Продолжать эту речь я не мог. Я совершенно запутался. Я полностью забыл, где я и к кому обращаюсь. Слезы хлынули у меня из глаз. Я чувствовал ужасное отчаяние. Отчаяние из-за собственной слабости. Мои гости были смущены. Аякс обнял меня. И заговорил со мной как с больным. «Тебе сейчас станет лучше. Это пройдет. Только не говори ничего. Мы понимаем, что ты страдаешь. Успокойся!»

Я очнулся, словно пробудившись от сна. И попросил у присутствующих прощения. Себе же сказал, что мои нервы, наверное, не в порядке. Я запел в свою комнату, промыл глаза, принял пару капель морфина. И невольно услышал какие-то стыдные для меня слова, которыми обменивались за стенкой Льен и Аякс. Голос Льена говорил: «– Тутайн, превосходный и миролюбивейший человек… не сумел, как видно, помочь другу справиться с кризисом; и потому попросту уехал —». Голос Аякса сказал: «С ним трудно иметь дело, но он неопасен; после каждого припадка приходит раскаяние —».

Почему эти слова достигли моего слуха? Почему мне пришлось выслушать еще и их продолжение, для меня унизительное?

«– что-то вроде обесцвечивания души – – нужно его принудить – непостижимо, что его никак нельзя застигнуть врасплох – – блеклое рвение —».

Я инстинктивно не желал это понимать: я разрывал на части слова, голоса, но все-таки продолжал их слышать. В конце концов у меня остались только обломки, которые я мог истолковывать и переставлять по своему произволу.

Я вернулся в гостиную.

Я сказал:

– Блеклое рвение – чтобы расшифровывать неразборчивые книги. Чтобы читать роман, состоящий только из оборванных фраз…

Лицо Льена залилось краской.

– Мы говорили о вас, это правда, – признался он.

– Знаю: но я не понял, в чем состоит ваша тайна, – ответил я.

– Ты ищешь ссоры? – нахмурился Аякс.

– Я себя прежде неправильно вел, – сказал я. – Теперь-то я понимаю всю удивительную жестокость ложных интерпретаций… (немногие капли морфина, наверное, успели подействовать: мне было плевать, что я сейчас учиню).. может, я и халтурщик… а может, наоборот, тело мое вступило в союз с моим гением… на этот вопрос никто из живых людей не ответит… однако низменная недвижная мука, рыки из бездны, гнездо противоречий, одиночество и необщительность – все это выпало мне на долю, независимо от того, будут ли вознаграждены мои труды. – Дело тут вообще не во мне. Мой эгоизм, цепляющийся усиками за что попало, больше мне не поможет. И если я остаюсь чужим себе и всем прочим, то никакое мое раскаяние такую ситуацию не исправит…
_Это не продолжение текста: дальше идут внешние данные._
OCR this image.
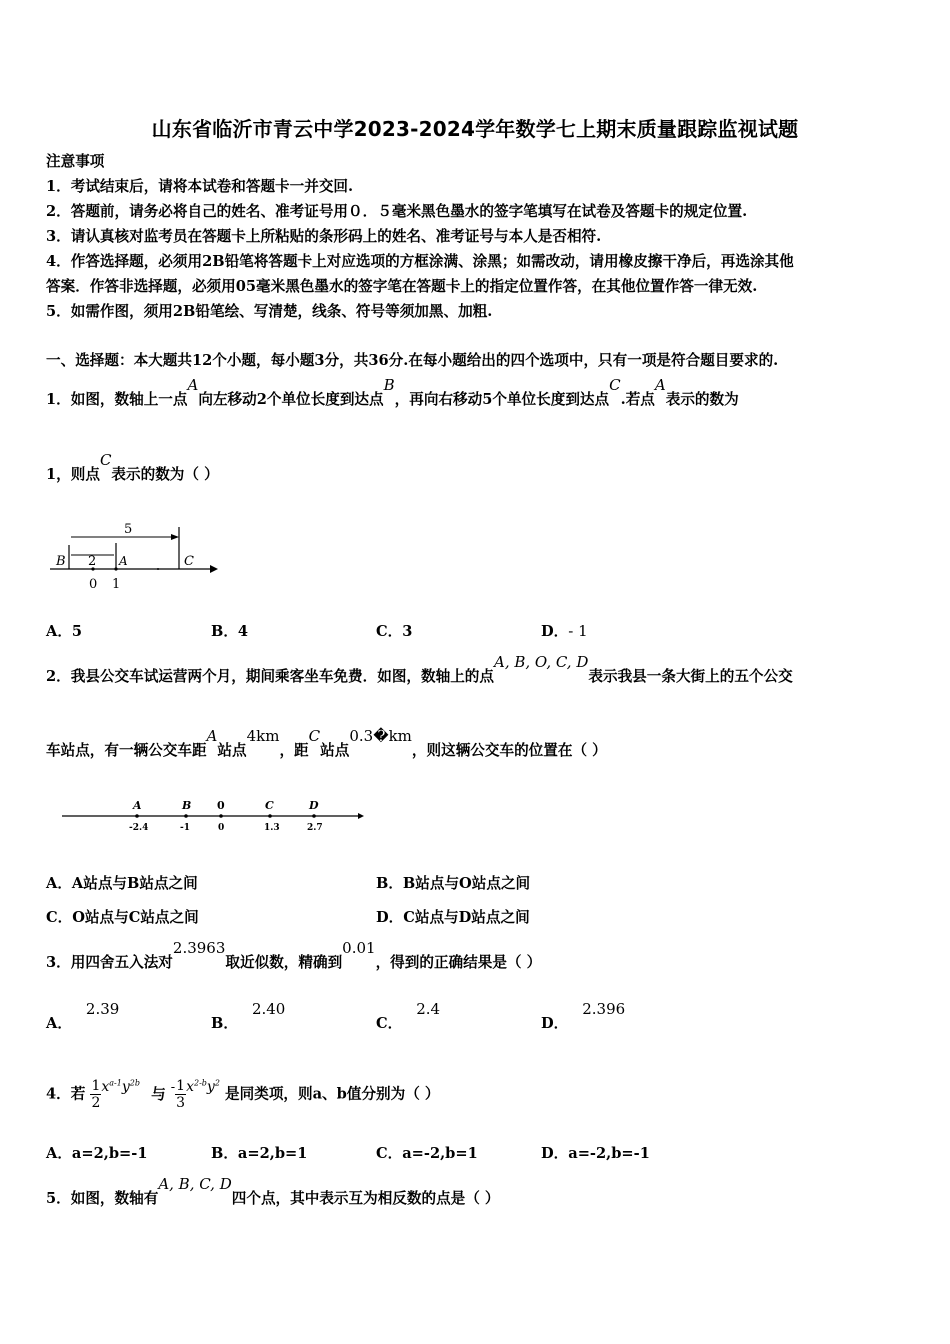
山东省临沂市青云中学2023-2024学年数学七上期末质量跟踪监视试题
注意事项
1．考试结束后，请将本试卷和答题卡一并交回.
2．答题前，请务必将自己的姓名、准考证号用０．５毫米黑色墨水的签字笔填写在试卷及答题卡的规定位置.
3．请认真核对监考员在答题卡上所粘贴的条形码上的姓名、准考证号与本人是否相符.
4．作答选择题，必须用2B铅笔将答题卡上对应选项的方框涂满、涂黑；如需改动，请用橡皮擦干净后，再选涂其他
答案．作答非选择题，必须用05毫米黑色墨水的签字笔在答题卡上的指定位置作答，在其他位置作答一律无效.
5．如需作图，须用2B铅笔绘、写清楚，线条、符号等须加黑、加粗.
一、选择题：本大题共12个小题，每小题3分，共36分.在每小题给出的四个选项中，只有一项是符合题目要求的.
1．如图，数轴上一点A向左移动2个单位长度到达点B，再向右移动5个单位长度到达点C.若点A表示的数为
1，则点C表示的数为（ ）
5
B 2 A	C
0 1
A．5	B．4	C．3	D．- 1
2．我县公交车试运营两个月，期间乘客坐车免费．如图，数轴上的点A, B, O, C, D表示我县一条大街上的五个公交
车站点，有一辆公交车距A站点4km，距C站点0.3�km，则这辆公交车的位置在（ ）
A
-2.4
B
-1
0
0
C
1.3
D
2.7
A．A站点与B站点之间	B．B站点与O站点之间
C．O站点与C站点之间	D．C站点与D站点之间
3．用四舍五入法对2.3963取近似数，精确到0.01，得到的正确结果是（ ）
A．2.39
B．2.40
C．2.4
D．2.396
4．若 $\frac{1}{2} x^{a-1}y^{2b}$ 与 - $\frac{1}{3} x^{2-b}y^2$ 是同类项，则a、b值分别为（ ）
A．a=2,b=-1	B．a=2,b=1	C．a=-2,b=1	D．a=-2,b=-1
5．如图，数轴有A, B, C, D四个点，其中表示互为相反数的点是（ ）
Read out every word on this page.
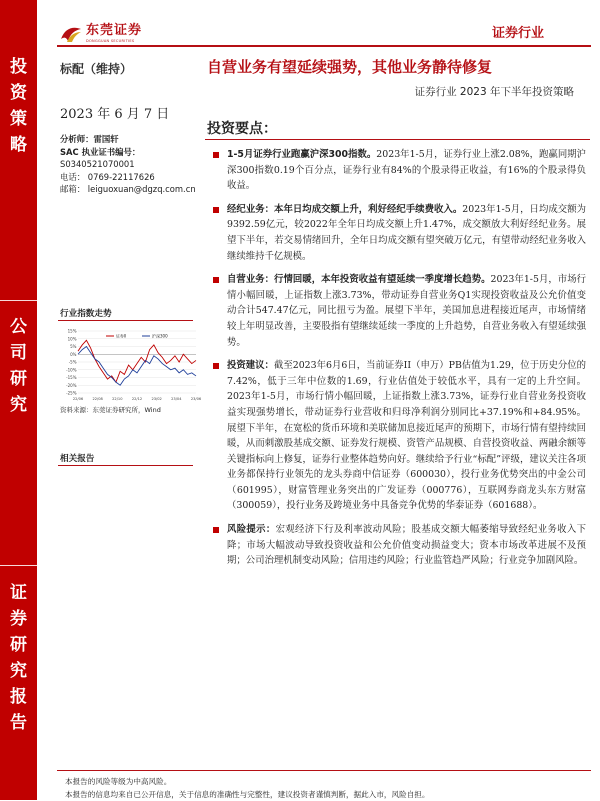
投
资
策
略
公
司
研
究
证
券
研
究
报
告
东莞证券
DONGGUAN SECURITIES	证券行业
标配（维持）	自营业务有望延续强势，其他业务静待修复
证券行业 2023 年下半年投资策略
2023 年 6 月 7 日
分析师：雷国轩
SAC 执业证书编号：
S0340521070001
电话： 0769-22117626
邮箱： leiguoxuan@dgzq.com.cn
行业指数走势
15%
10%
5%
0%
-5%
-10%
-15%
-20%
-25%
22/06	22/08	22/10	22/12	23/02	23/04	23/06
证券II	沪深300
资料来源：东莞证券研究所，Wind
相关报告
投资要点：
1-5月证券行业跑赢沪深300指数。2023年1-5月，证券行业上涨2.08%，跑赢同期沪深300指数0.19个百分点，证券行业有84%的个股录得正收益，有16%的个股录得负收益。
经纪业务：本年日均成交额上升，利好经纪手续费收入。2023年1-5月，日均成交额为9392.59亿元，较2022年全年日均成交额上升1.47%，成交额放大利好经纪业务。展望下半年，若交易情绪回升，全年日均成交额有望突破万亿元，有望带动经纪业务收入继续维持千亿规模。
自营业务：行情回暖，本年投资收益有望延续一季度增长趋势。2023年1-5月，市场行情小幅回暖，上证指数上涨3.73%，带动证券自营业务Q1实现投资收益及公允价值变动合计547.47亿元，同比扭亏为盈。展望下半年，美国加息进程接近尾声，市场情绪较上年明显改善，主要股指有望继续延续一季度的上升趋势，自营业务收入有望延续强势。
投资建议：截至2023年6月6日，当前证券II（申万）PB估值为1.29，位于历史分位的7.42%，低于三年中位数的1.69，行业估值处于较低水平，具有一定的上升空间。2023年1-5月，市场行情小幅回暖，上证指数上涨3.73%，证券行业自营业务投资收益实现强势增长，带动证券行业营收和归母净利润分别同比+37.19%和+84.95%。展望下半年，在宽松的货币环境和美联储加息接近尾声的预期下，市场行情有望持续回暖，从而刺激股基成交额、证券发行规模、资管产品规模、自营投资收益、两融余额等关键指标向上修复，证券行业整体趋势向好。继续给予行业“标配”评级，建议关注各项业务都保持行业领先的龙头券商中信证券（600030），投行业务优势突出的中金公司（601995），财富管理业务突出的广发证券（000776），互联网券商龙头东方财富（300059），投行业务及跨境业务中具备竞争优势的华泰证券（601688）。
风险提示：宏观经济下行及利率波动风险；股基成交额大幅萎缩导致经纪业务收入下降；市场大幅波动导致投资收益和公允价值变动损益变大；资本市场改革进展不及预期；公司治理机制变动风险；信用违约风险；行业监管趋严风险；行业竞争加剧风险。
本报告的风险等级为中高风险。
本报告的信息均来自已公开信息，关于信息的准确性与完整性，建议投资者谨慎判断，据此入市，风险自担。
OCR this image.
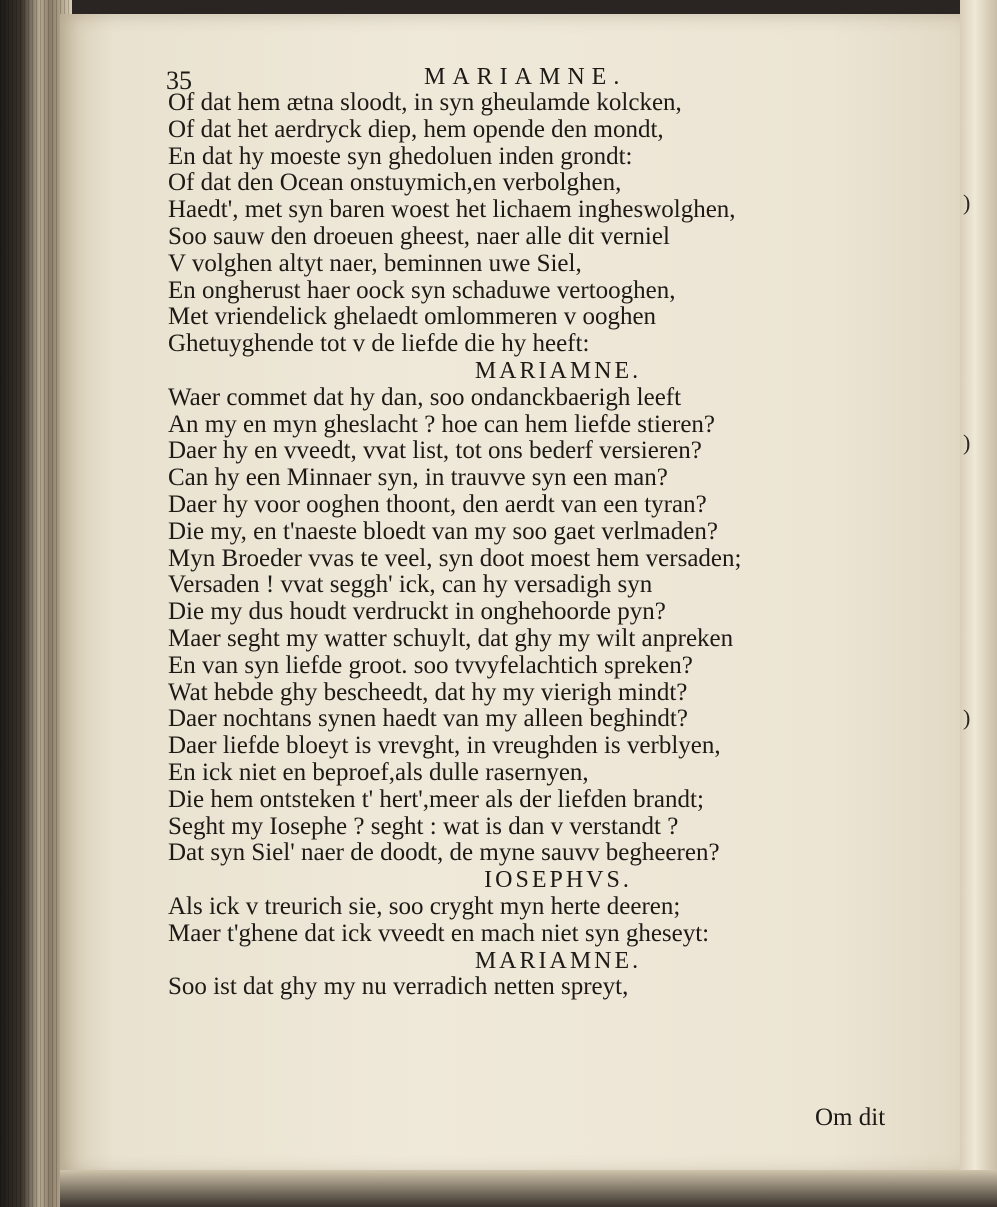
)
)
)
35	MARIAMNE.
Of dat hem ætna sloodt, in syn gheulamde kolcken,
Of dat het aerdryck diep, hem opende den mondt,
En dat hy moeste syn ghedoluen inden grondt:
Of dat den Ocean onstuymich,en verbolghen,
Haedt', met syn baren woest het lichaem ingheswolghen,
Soo sauw den droeuen gheest, naer alle dit verniel
V volghen altyt naer, beminnen uwe Siel,
En ongherust haer oock syn schaduwe vertooghen,
Met vriendelick ghelaedt omlommeren v ooghen
Ghetuyghende tot v de liefde die hy heeft:
MARIAMNE.
Waer commet dat hy dan, soo ondanckbaerigh leeft
An my en myn gheslacht ? hoe can hem liefde stieren?
Daer hy en vveedt, vvat list, tot ons bederf versieren?
Can hy een Minnaer syn, in trauvve syn een man?
Daer hy voor ooghen thoont, den aerdt van een tyran?
Die my, en t'naeste bloedt van my soo gaet verlmaden?
Myn Broeder vvas te veel, syn doot moest hem versaden;
Versaden ! vvat seggh' ick, can hy versadigh syn
Die my dus houdt verdruckt in onghehoorde pyn?
Maer seght my watter schuylt, dat ghy my wilt anpreken
En van syn liefde groot. soo tvvyfelachtich spreken?
Wat hebde ghy bescheedt, dat hy my vierigh mindt?
Daer nochtans synen haedt van my alleen beghindt?
Daer liefde bloeyt is vrevght, in vreughden is verblyen,
En ick niet en beproef,als dulle rasernyen,
Die hem ontsteken t' hert',meer als der liefden brandt;
Seght my Iosephe ? seght : wat is dan v verstandt ?
Dat syn Siel' naer de doodt, de myne sauvv begheeren?
IOSEPHVS.
Als ick v treurich sie, soo cryght myn herte deeren;
Maer t'ghene dat ick vveedt en mach niet syn gheseyt:
MARIAMNE.
Soo ist dat ghy my nu verradich netten spreyt,
Om dit
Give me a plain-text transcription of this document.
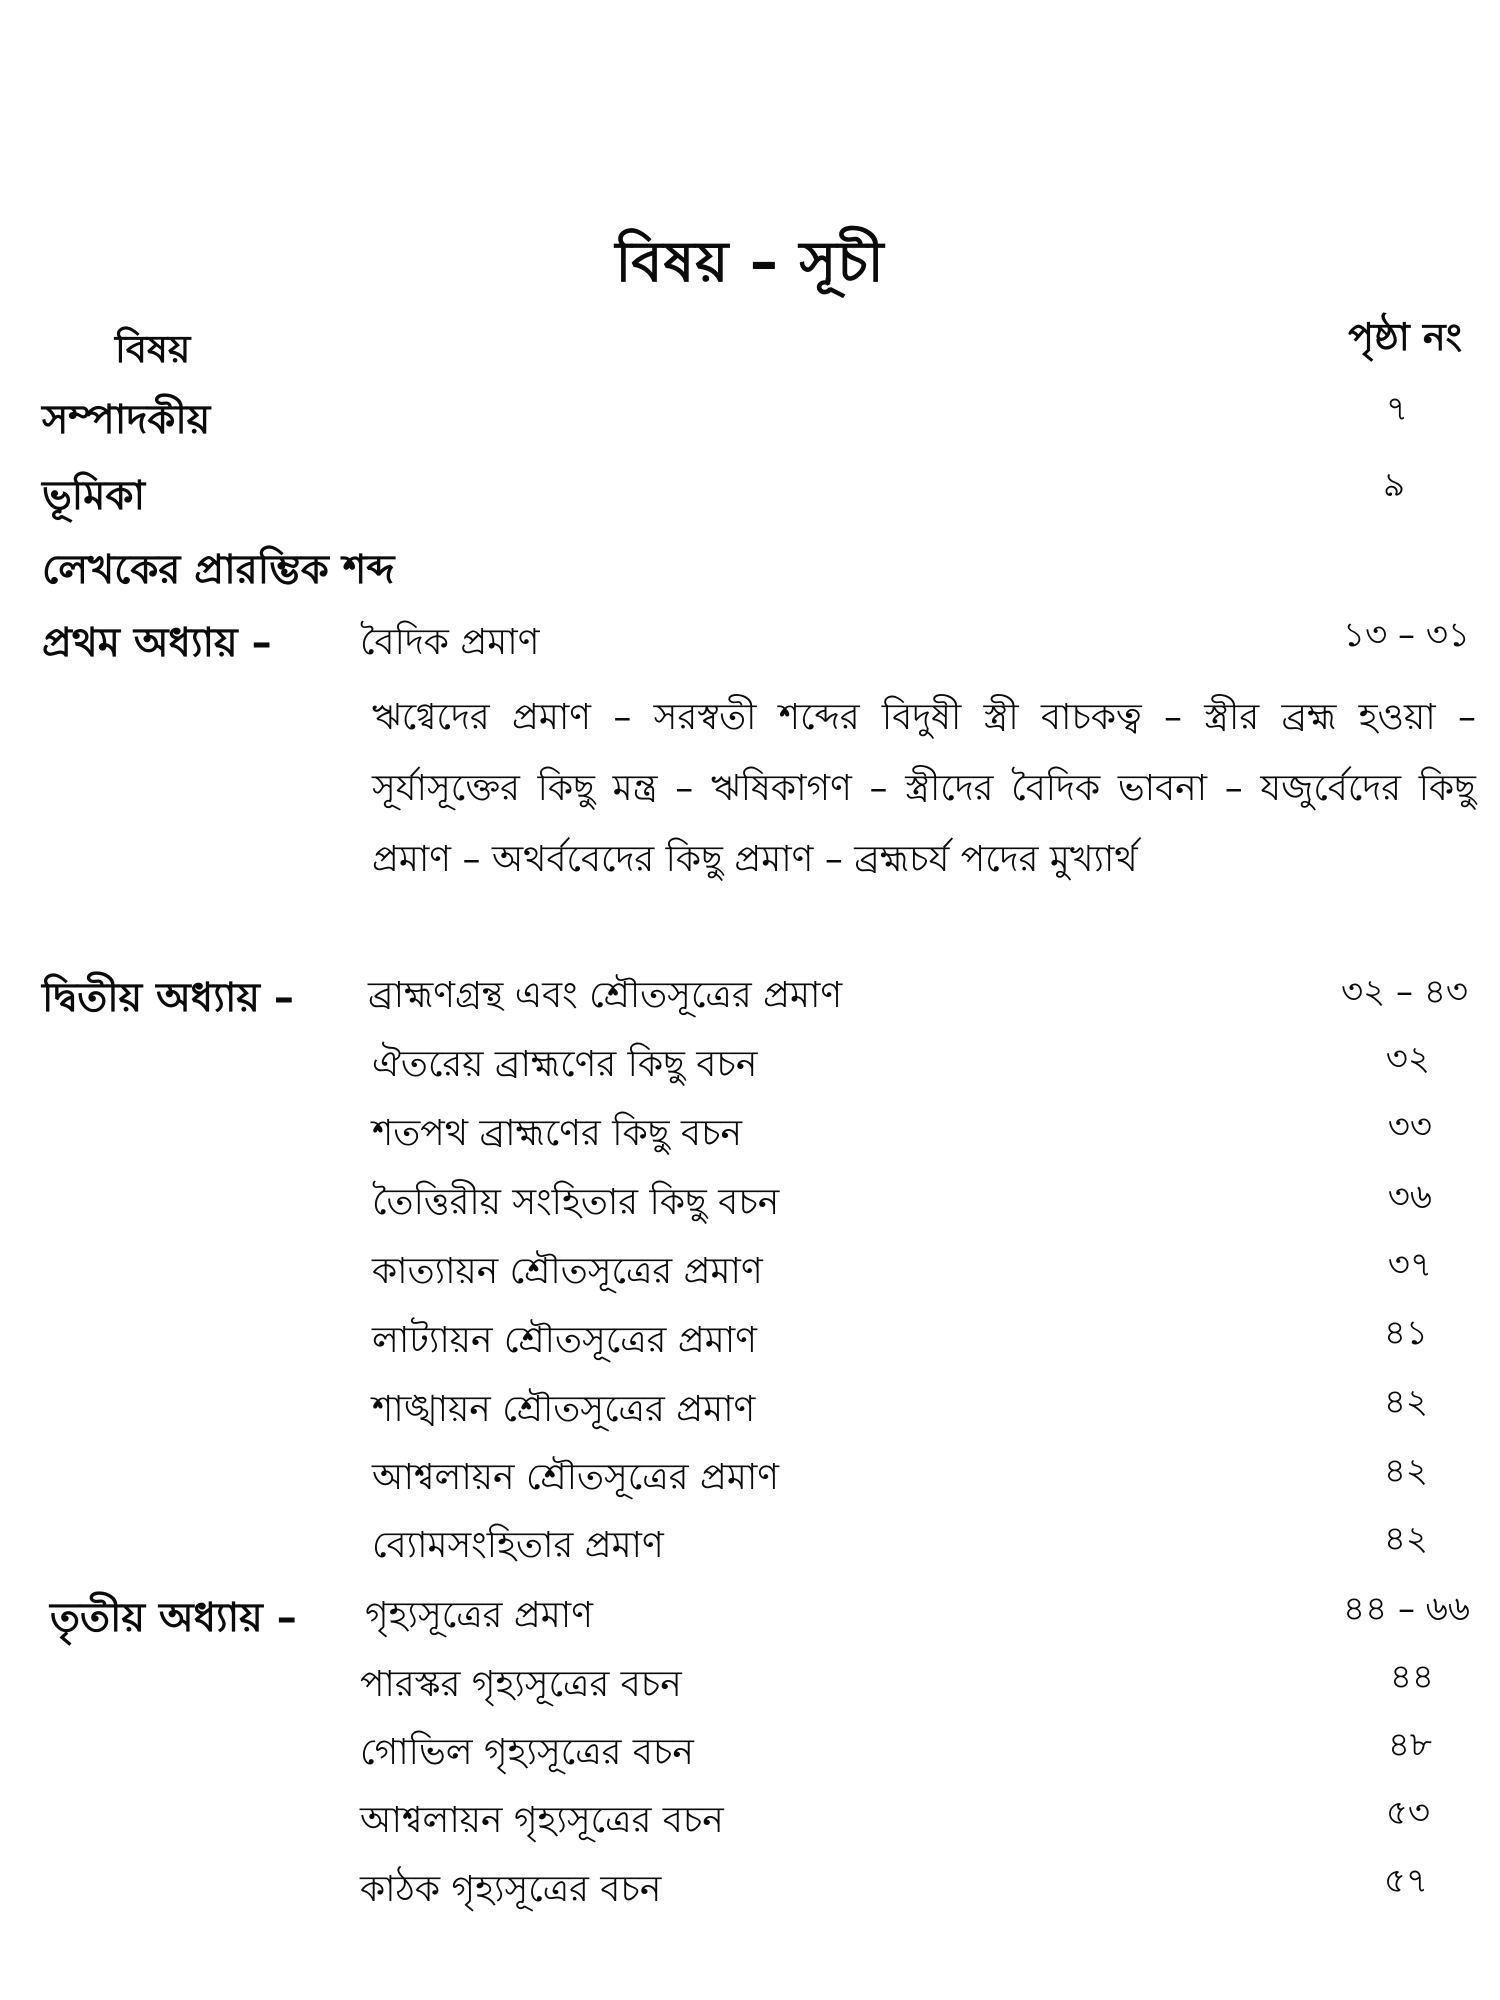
বিষয় – সূচী
বিষয়	পৃষ্ঠা নং
সম্পাদকীয়	৭
ভূমিকা	৯
লেখকের প্রারম্ভিক শব্দ
প্রথম অধ্যায় – বৈদিক প্রমাণ	১৩ – ৩১
ঋগ্বেদের প্রমাণ – সরস্বতী শব্দের বিদুষী স্ত্রী বাচকত্ব – স্ত্রীর ব্রহ্ম হওয়া – সূর্যাসূক্তের কিছু মন্ত্র – ঋষিকাগণ – স্ত্রীদের বৈদিক ভাবনা – যজুর্বেদের কিছু প্রমাণ – অথর্ববেদের কিছু প্রমাণ – ব্রহ্মচর্য পদের মুখ্যার্থ
দ্বিতীয় অধ্যায় – ব্রাহ্মণগ্রন্থ এবং শ্রৌতসূত্রের প্রমাণ	৩২ – ৪৩
ঐতরেয় ব্রাহ্মণের কিছু বচন	৩২
শতপথ ব্রাহ্মণের কিছু বচন	৩৩
তৈত্তিরীয় সংহিতার কিছু বচন	৩৬
কাত্যায়ন শ্রৌতসূত্রের প্রমাণ	৩৭
লাট্যায়ন শ্রৌতসূত্রের প্রমাণ	৪১
শাঙ্খায়ন শ্রৌতসূত্রের প্রমাণ	৪২
আশ্বলায়ন শ্রৌতসূত্রের প্রমাণ	৪২
ব্যোমসংহিতার প্রমাণ	৪২
তৃতীয় অধ্যায় – গৃহ্যসূত্রের প্রমাণ	৪৪ – ৬৬
পারস্কর গৃহ্যসূত্রের বচন	৪৪
গোভিল গৃহ্যসূত্রের বচন	৪৮
আশ্বলায়ন গৃহ্যসূত্রের বচন	৫৩
কাঠক গৃহ্যসূত্রের বচন	৫৭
Я чувствовал себя так, будто сердце мое лижут языки пламени. Ощущение пустоты в желудке – первый результат воздействия яда – смешивалось с окрыленной сентиментальностью, сместившейся в сторону любезности. Мои слова могли бы тотчас обернуться легкой насмешкой, если бы Льен не ответил мне, встревоженно и серьезно.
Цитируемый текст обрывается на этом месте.